Pourquoi pas ? Prendre le parti de son époque et de ses contemporains n’aurait rien de répréhensible si tout cela ne débouchait pas sur une confusion entre la posture d’auteur et la stature de cinéaste. Confusion qui limite grandement la portée de l'analyse et induit un certain effet de nivellement en mettant sur le même plan des œuvres qui n'ont pas grand chose en commun du point de vue qualitatif. Ainsi, par trop de fidélité à la doxa auteuriste la plus rudimentaire, Vasse tombe dans les pires travers du snobisme critique qui consiste, par exemple, à assassiner Jean-Pierre Jeunet (et les années 1980 en général) au nom d'une conception éthique du cinéma   sans jamais se poser la question de savoir s'il n'y a pas plus de rigueur formelle et de complexité dans la re-mise en scène de notre quotidienneté chez l'auteur d'Amélie Poulain que dans la vision simpliste (pour ne pas dire douteuse) qu'offre Jean-Claude Brisseau des rapports maître/élève dans Noce Blanche ou dans la pauvreté formelle d'un film de Catherine Breillat. De même, est-il nécessaire de réduire dans le chapitre qu'il consacre au cinéma numérique le métier de chef opérateur en France au seul travail de Caroline Champetier   alors que tant d'autres directeurs de la photographie, ignorés de la presse, mériteraient tout autant son attention ? En épousant les termes d’une mythologie critique dépassée, David Vasse passe à  côté de son sujet. À savoir : de quelle matière est fait le cinéma français d'aujourd'hui ? Comment et pourquoi il nous parle ?  


Un cinéma au second degré

Toutefois, l'absence d'un parti pris original guidé par une véritable ambition de synthèse esthétique n'empêche pas ce livre - par la précision de ses analyses - de dessiner un portrait en creux des dominantes du cinéma français contemporain.

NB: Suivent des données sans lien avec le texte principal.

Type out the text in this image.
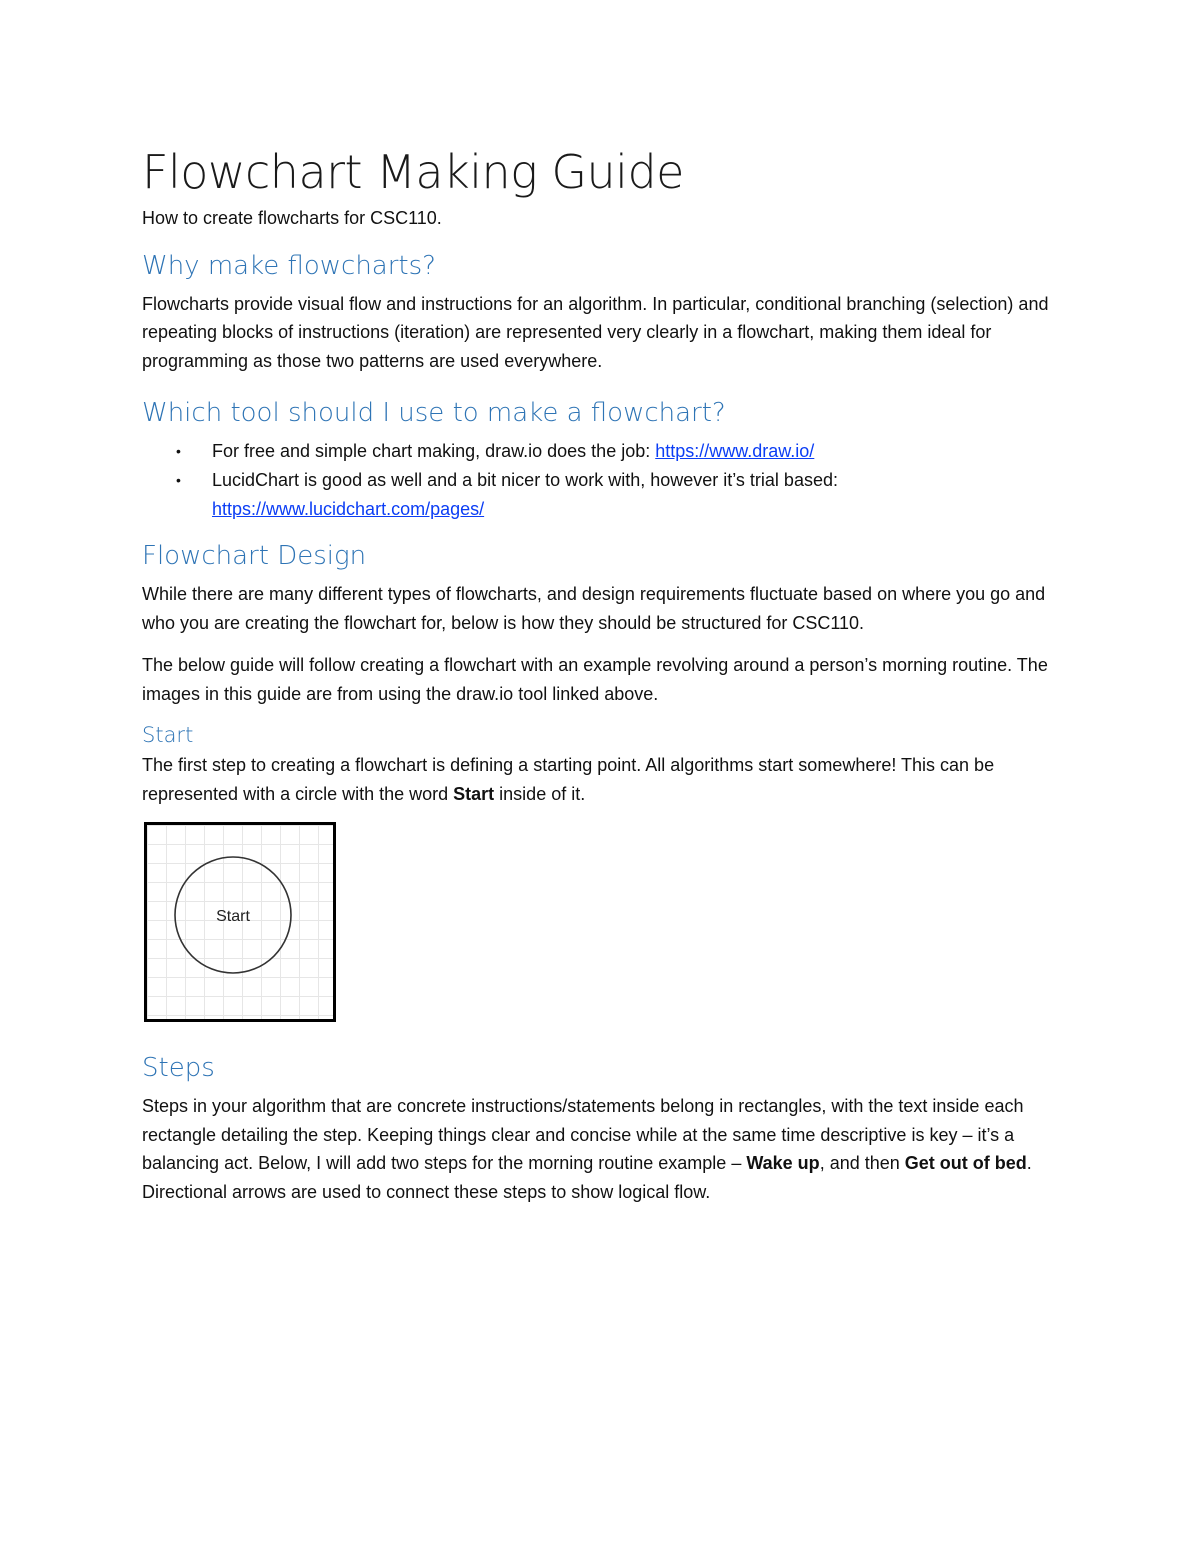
Flowchart Making Guide
How to create flowcharts for CSC110.
Why make flowcharts?

Flowcharts provide visual flow and instructions for an algorithm. In particular, conditional branching (selection) and repeating blocks of instructions (iteration) are represented very clearly in a flowchart, making them ideal for programming as those two patterns are used everywhere.

Which tool should I use to make a flowchart?
• For free and simple chart making, draw.io does the job: https://www.draw.io/
• LucidChart is good as well and a bit nicer to work with, however it’s trial based: https://www.lucidchart.com/pages/
Flowchart Design

While there are many different types of flowcharts, and design requirements fluctuate based on where you go and who you are creating the flowchart for, below is how they should be structured for CSC110.

The below guide will follow creating a flowchart with an example revolving around a person’s morning routine. The images in this guide are from using the draw.io tool linked above.

Start

The first step to creating a flowchart is defining a starting point. All algorithms start somewhere! This can be represented with a circle with the word Start inside of it.

Start
Steps

Steps in your algorithm that are concrete instructions/statements belong in rectangles, with the text inside each rectangle detailing the step. Keeping things clear and concise while at the same time descriptive is key – it’s a balancing act. Below, I will add two steps for the morning routine example – Wake up, and then Get out of bed. Directional arrows are used to connect these steps to show logical flow.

Il ressort en effet du recensement thématique proposé tout au long de l’ouvrage par David Vasse que ce qui caractérise une bonne part de la production hexagonale de ces dernières années est bien l'origine théorique de son élaboration. Qu'il s'agisse de la comédie d'influence lacanienne, sous-genre prospère depuis bientôt 15 ans, ou du film social à portée métaphysique, ce qui semble manquer au cinéma français c'est un rapport sensible aux idées. Loin des démiurges américains espérant toucher au cœur de l'expérience humaine par l'immédiateté du processus d’identification cinématographique (Terence Malick, Steven Spielberg, P. T. Anderson ne craignent pas de se confronter cinématographiquement à des questions de morale "élémentaires"), nombre de cinéastes français n'osent plus parler du monde qui les entoure ou des fantasmes qui les habitent sans s'abriter derrière une forme d'expression artistique au second degré qui les protègent de leur propre sensibilité. À l'image finalement du livre de David Vasse, dont on peut regretter que le sérieux indiscutable ne soit jamais porté par le projet plus ample d'embrasser un point de vue réellement personnel sur le cinéma contemporain.